Ce curieux incident d’une banalité courante mesure l’embarras où l’on se trouve parfois, de devoir faire son métier de chroniqueur, dans des temps aussi évidemment extraordinaires. Il est vrai que le détachement complet de mon travail pour la “nouvelle formule”, de mercredi à samedi, m’a complètement détaché des évènements courants, ne gardant “sous la main” qu’un texte ou l’autre, en composant un autre de circonstance, etc. Pendant ce court laps de temps où je fus moins attentif aux nouvelles, je n’ai plus suivi la marche du temps comme je fais d’habitude et j’ai pu constater avec quelle rapidité extraordinaire on se trouve séparé de la vérité de situation qu’on a décidée de suivre.
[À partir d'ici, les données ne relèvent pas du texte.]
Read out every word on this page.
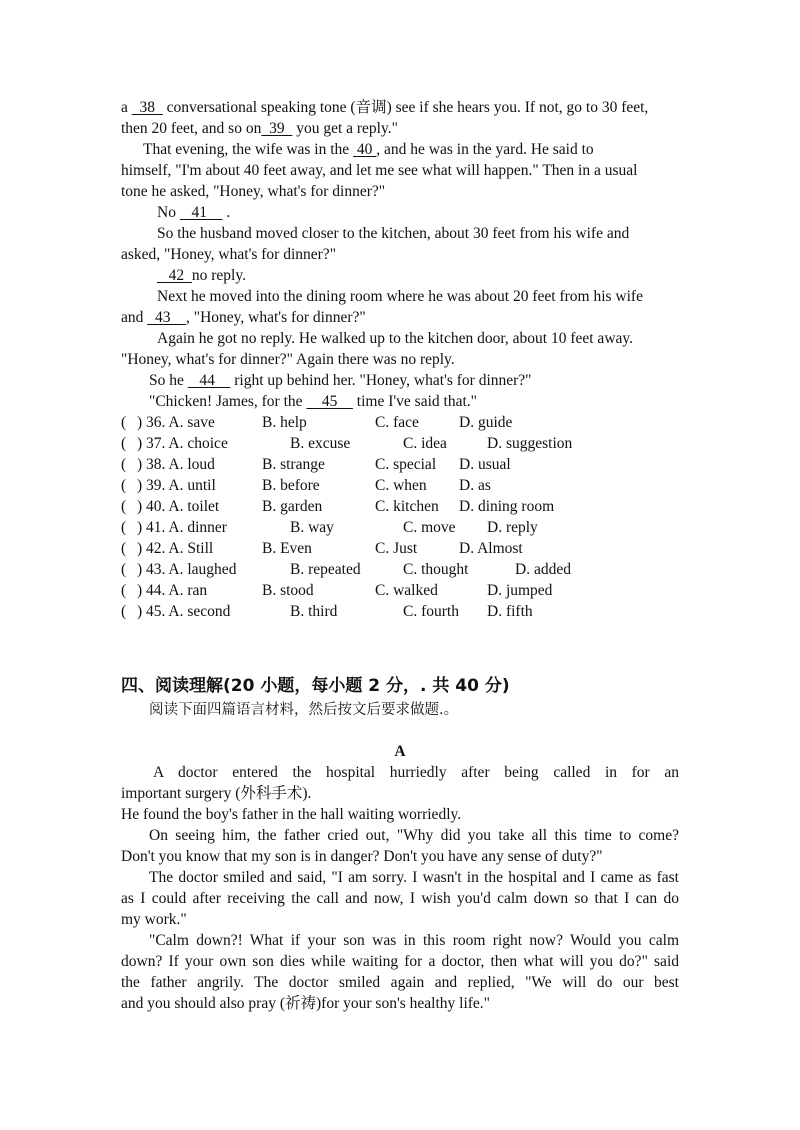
a   38   conversational speaking tone (音调) see if she hears you. If not, go to 30 feet,
then 20 feet, and so on  39   you get a reply."
That evening, the wife was in the  40 , and he was in the yard. He said to
himself, "I'm about 40 feet away, and let me see what will happen." Then in a usual
tone he asked, "Honey, what's for dinner?"
No    41     .
So the husband moved closer to the kitchen, about 30 feet from his wife and
asked, "Honey, what's for dinner?"
42  no reply.
Next he moved into the dining room where he was about 20 feet from his wife
and   43    , "Honey, what's for dinner?"
Again he got no reply. He walked up to the kitchen door, about 10 feet away.
"Honey, what's for dinner?" Again there was no reply.
So he    44     right up behind her. "Honey, what's for dinner?"
"Chicken! James, for the     45     time I've said that."
( ) 36. A. save	B. help	C. face	D. guide
( ) 37. A. choice	B. excuse	C. idea	D. suggestion
( ) 38. A. loud	B. strange	C. special D. usual
( ) 39. A. until	B. before	C. when D. as
( ) 40. A. toilet	B. garden	C. kitchen D. dining room
( ) 41. A. dinner	B. way	C. move D. reply
( ) 42. A. Still	B. Even	C. Just	D. Almost
( ) 43. A. laughed	B. repeated	C. thought	D. added
( ) 44. A. ran	B. stood	C. walked	D. jumped
( ) 45. A. second	B. third	C. fourth D. fifth
四、阅读理解(20 小题，每小题 2 分，. 共 40 分)
阅读下面四篇语言材料，然后按文后要求做题.。
A
A doctor entered the hospital hurriedly after being called in for an
important surgery (外科手术).
He found the boy's father in the hall waiting worriedly.
On seeing him, the father cried out, "Why did you take all this time to come?
Don't you know that my son is in danger? Don't you have any sense of duty?"
The doctor smiled and said, "I am sorry. I wasn't in the hospital and I came as fast
as I could after receiving the call and now, I wish you'd calm down so that I can do
my work."
"Calm down?! What if your son was in this room right now? Would you calm
down? If your own son dies while waiting for a doctor, then what will you do?" said
the father angrily. The doctor smiled again and replied, "We will do our best
and you should also pray (祈祷)for your son's healthy life."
Les sources des nouvelles sont si nombreuses, si variées, – je parle de celles qu’un chroniqueur responsable se constitue pour son travail, – qu’elles forment une sorte de “bruit de fond” qui tient vos sens éveillés pour pouvoir saisir la chose importante (que vous jugez importante), pratiquement au vol ; pour la soumettre aussitôt au tribunal de votre raison avant de tenter de l’éclairer de la clarté de l’intuition, – si vous disposez de tout ce “matériel”-là. Ces conditions sont absolument spécifiques à notre époque totalement submergée par la communication, dans des conditions qui n’ont jamais existé auparavant, au centième, au millième du volume de communication dont nous disposons. Cette richesse exceptionnelle se transforme instantanément en une terrible pauvreté si vous vous éloignez de votre source vive. D’un point de vue intellectuel, je dirais de soi-même par rapport à soi-même et hors de la dimension sociale, vous passez brusquement de l’abondance où il faut débusquer son miel au dénuement le plus brutal, qui va jusqu’à l’angoisse de la famine quand vous en mesurez l’ampleur.
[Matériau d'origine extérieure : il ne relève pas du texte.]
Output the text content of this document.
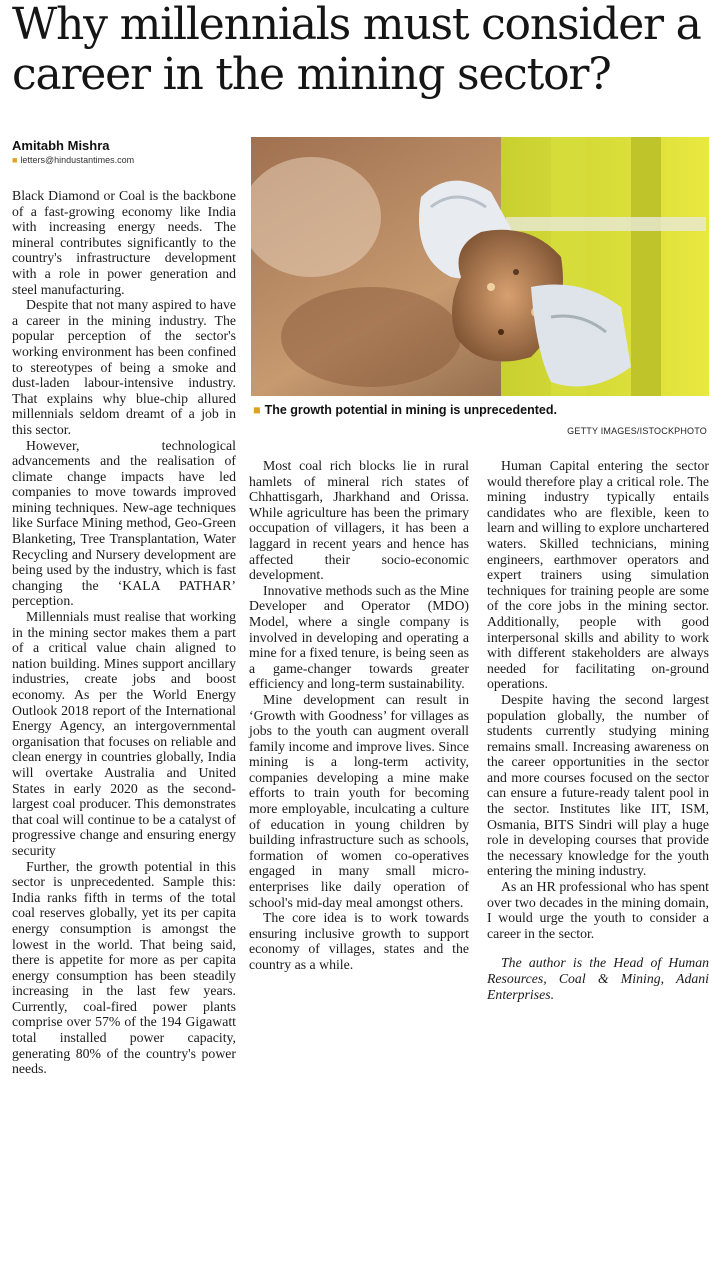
Why millennials must consider a career in the mining sector?
Amitabh Mishra
■ letters@hindustantimes.com
■ The growth potential in mining is unprecedented.
GETTY IMAGES/ISTOCKPHOTO

Black Diamond or Coal is the backbone of a fast-growing economy like India with increasing energy needs. The mineral contributes significantly to the country's infrastructure development with a role in power generation and steel manufacturing.

Despite that not many aspired to have a career in the mining industry. The popular perception of the sector's working environment has been confined to stereotypes of being a smoke and dust-laden labour-intensive industry. That explains why blue-chip allured millennials seldom dreamt of a job in this sector.

However, technological advancements and the realisation of climate change impacts have led companies to move towards improved mining techniques. New-age techniques like Surface Mining method, Geo-Green Blanketing, Tree Transplantation, Water Recycling and Nursery development are being used by the industry, which is fast changing the ‘KALA PATHAR’ perception.

Millennials must realise that working in the mining sector makes them a part of a critical value chain aligned to nation building. Mines support ancillary industries, create jobs and boost economy. As per the World Energy Outlook 2018 report of the International Energy Agency, an intergovernmental organisation that focuses on reliable and clean energy in countries globally, India will overtake Australia and United States in early 2020 as the second-largest coal producer. This demonstrates that coal will continue to be a catalyst of progressive change and ensuring energy security

Further, the growth potential in this sector is unprecedented. Sample this: India ranks fifth in terms of the total coal reserves globally, yet its per capita energy consumption is amongst the lowest in the world. That being said, there is appetite for more as per capita energy consumption has been steadily increasing in the last few years. Currently, coal-fired power plants comprise over 57% of the 194 Gigawatt total installed power capacity, generating 80% of the country's power needs.

Most coal rich blocks lie in rural hamlets of mineral rich states of Chhattisgarh, Jharkhand and Orissa. While agriculture has been the primary occupation of villagers, it has been a laggard in recent years and hence has affected their socio-economic development.

Innovative methods such as the Mine Developer and Operator (MDO) Model, where a single company is involved in developing and operating a mine for a fixed tenure, is being seen as a game-changer towards greater efficiency and long-term sustainability.

Mine development can result in ‘Growth with Goodness’ for villages as jobs to the youth can augment overall family income and improve lives. Since mining is a long-term activity, companies developing a mine make efforts to train youth for becoming more employable, inculcating a culture of education in young children by building infrastructure such as schools, formation of women co-operatives engaged in many small micro-enterprises like daily operation of school's mid-day meal amongst others.

The core idea is to work towards ensuring inclusive growth to support economy of villages, states and the country as a while.

Human Capital entering the sector would therefore play a critical role. The mining industry typically entails candidates who are flexible, keen to learn and willing to explore unchartered waters. Skilled technicians, mining engineers, earthmover operators and expert trainers using simulation techniques for training people are some of the core jobs in the mining sector. Additionally, people with good interpersonal skills and ability to work with different stakeholders are always needed for facilitating on-ground operations.

Despite having the second largest population globally, the number of students currently studying mining remains small. Increasing awareness on the career opportunities in the sector and more courses focused on the sector can ensure a future-ready talent pool in the sector. Institutes like IIT, ISM, Osmania, BITS Sindri will play a huge role in developing courses that provide the necessary knowledge for the youth entering the mining industry.

As an HR professional who has spent over two decades in the mining domain, I would urge the youth to consider a career in the sector.

The author is the Head of Human Resources, Coal & Mining, Adani Enterprises.
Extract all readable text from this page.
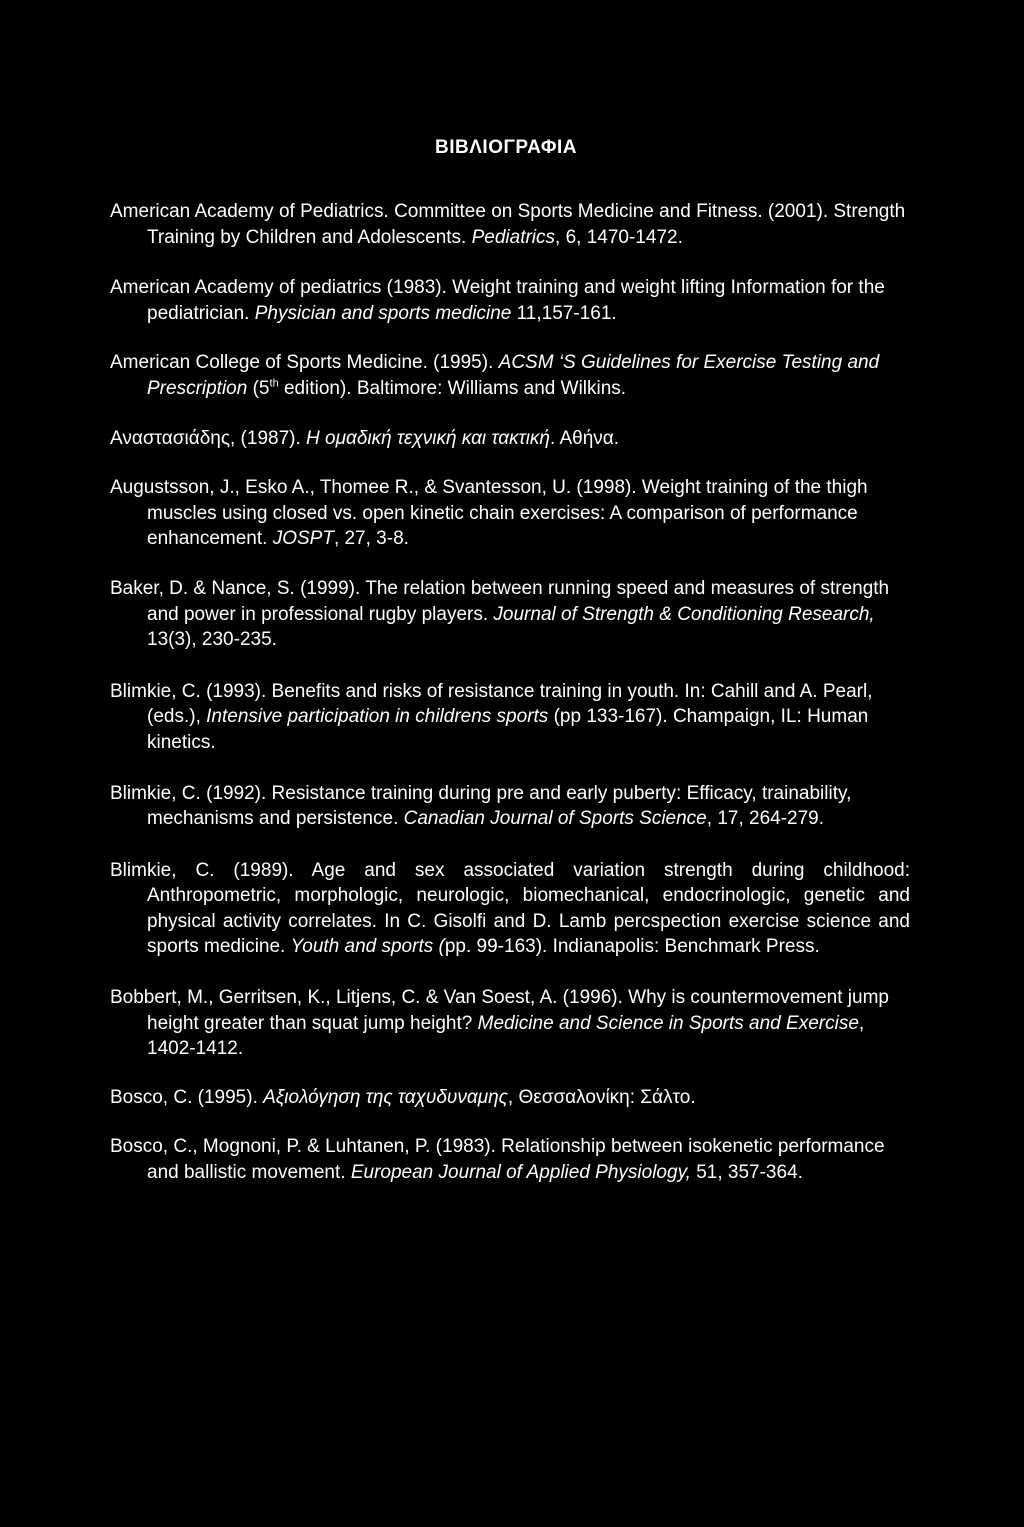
ΒΙΒΛΙΟΓΡΑΦΙΑ
American Academy of Pediatrics. Committee on Sports Medicine and Fitness. (2001). Strength Training by Children and Adolescents. Pediatrics, 6, 1470-1472.
American Academy of pediatrics (1983). Weight training and weight lifting Information for the pediatrician. Physician and sports medicine 11,157-161.
American College of Sports Medicine. (1995). ACSM ‘S Guidelines for Exercise Testing and Prescription (5th edition). Baltimore: Williams and Wilkins.
Αναστασιάδης, (1987). Η ομαδική τεχνική και τακτική. Αθήνα.
Augustsson, J., Esko A., Thomee R., & Svantesson, U. (1998). Weight training of the thigh muscles using closed vs. open kinetic chain exercises: A comparison of performance enhancement. JOSPT, 27, 3-8.
Baker, D. & Nance, S. (1999). The relation between running speed and measures of strength and power in professional rugby players. Journal of Strength & Conditioning Research, 13(3), 230-235.
Blimkie, C. (1993). Benefits and risks of resistance training in youth. In: Cahill and A. Pearl, (eds.), Intensive participation in childrens sports (pp 133-167). Champaign, IL: Human kinetics.
Blimkie, C. (1992). Resistance training during pre and early puberty: Efficacy, trainability, mechanisms and persistence. Canadian Journal of Sports Science, 17, 264-279.
Blimkie, C. (1989). Age and sex associated variation strength during childhood: Anthropometric, morphologic, neurologic, biomechanical, endocrinologic, genetic and physical activity correlates. In C. Gisolfi and D. Lamb percspection exercise science and sports medicine. Youth and sports (pp. 99-163). Indianapolis: Benchmark Press.
Bobbert, M., Gerritsen, K., Litjens, C. & Van Soest, A. (1996). Why is countermovement jump height greater than squat jump height? Medicine and Science in Sports and Exercise, 1402-1412.
Bosco, C. (1995). Αξιολόγηση της ταχυδυναμης, Θεσσαλονίκη: Σάλτο.
Bosco, C., Mognoni, P. & Luhtanen, P. (1983). Relationship between isokenetic performance and ballistic movement. European Journal of Applied Physiology, 51, 357-364.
Observant cela, je ne m’en félicite nullement ni ne m’en réjouis, ni d’ailleurs ne m’en plains plus que de mesure ; je constate et j’apprécie la chose pour ce qu’elle est, et rien d’autre. C’est à la fois l’opportunité unique et le calvaire insensé de cette époque qui n’est semblable à aucune autre, définitivement et décisivement. Car là-dedans, dans cette époque, aucune certitude, aucune règle, aucune référence objective n’existe plus, et c’est pourquoi si votre destin courant vous fait perdre la voie que vous vous êtes tracée, surtout si elle est buissonnière, vous êtes à la dérive et en grand danger d’être pris dans les rets de ce qu’on nomme sur ce site “le Système”, et de voir votre pensée brusquement se glacer, s’immobiliser, devenir informe et méprisable, emprisonnée dans les commandements des gardiens de la prison.
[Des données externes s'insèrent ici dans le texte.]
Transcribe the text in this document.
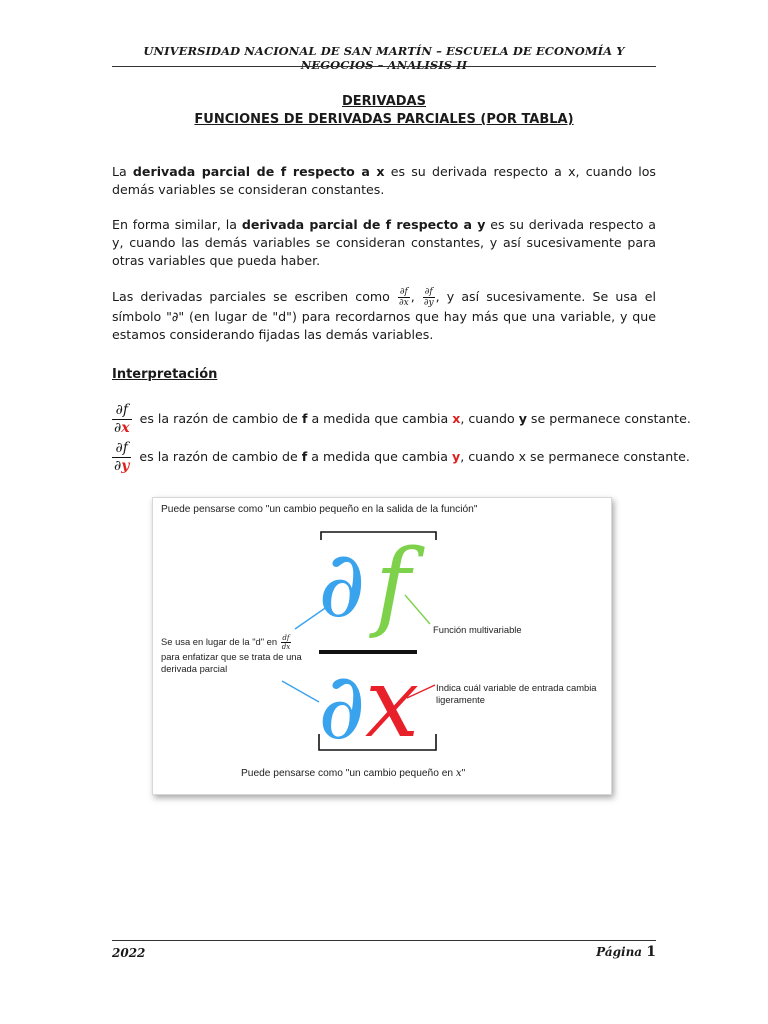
UNIVERSIDAD NACIONAL DE SAN MARTÍN – ESCUELA DE ECONOMÍA Y NEGOCIOS – ANALISIS II
DERIVADAS
FUNCIONES DE DERIVADAS PARCIALES (POR TABLA)
La derivada parcial de f respecto a x es su derivada respecto a x, cuando los demás variables se consideran constantes.
En forma similar, la derivada parcial de f respecto a y es su derivada respecto a y, cuando las demás variables se consideran constantes, y así sucesivamente para otras variables que pueda haber.
Las derivadas parciales se escriben como $\frac{\partial f}{\partial x}$ , $\frac{\partial f}{\partial y}$ , y así sucesivamente. Se usa el símbolo "∂" (en lugar de "d") para recordarnos que hay más que una variable, y que estamos considerando fijadas las demás variables.
Interpretación
$\frac{\partial f}{\partial x}$ es la razón de cambio de f a medida que cambia x, cuando y se permanece constante.
$\frac{\partial f}{\partial y}$ es la razón de cambio de f a medida que cambia y, cuando x se permanece constante.
Puede pensarse como "un cambio pequeño en la salida de la función"
∂ f
∂ x
Se usa en lugar de la "d" en $\frac{df}{dx}$

para enfatizar que se trata de una derivada parcial
Función multivariable
Indica cuál variable de entrada cambia ligeramente
Puede pensarse como "un cambio pequeño en x"
2022	Página 1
Certains pourraient dire, arguant de l’antique sagesse : mais contentez-vous donc de votre promenade avec la sublime Klara, et un jour la biche acceptera de vous écouter, et peut-être même consentira-t-elle à vous parler. Cela, je le sais bien, mais il est vain d’y songer. Si l’on peut tracer sa voie buissonnière, y compris dans la forêt, on ne peut pas bouleverser son destin qui reste une loi immuable d’une vie, qui est au-dessus de vous, qui est votre seul espoir de vous hausser si vous vous en montrez digne. (Même dans cette époque complètement déstructurée, où plus rien d’immuable n’existe ? Justement, dans cette époque, parce qu’elle est complètement déstructurée et qu’il n’y a plus rien d’immuable en elle.) Je continuerai à faire fuir cette biche et cela m’attriste, mais avec l’espoir, simplement, qu’elle m’ait entendu dans sa fuite : “Nous sommes des amis” ; je veux dire, pour qu’elle s’en souvienne, elle, et pour me préparer, moi, dans un autre monde, à une autre existence avec un autre destin où la sagesse aura toute la place qu’elle mérite.

Puis nous rentrâmes, Klara et moi, notre promenade terminée. La Fugue faisait entendre ses dernières notes ; il est temps de se remettre au travail, me dis-je, à la manière d’un héros d’un “poème philosophique” de Vigny, c’est-à-dire revigoré par la perspective de l’épreuve.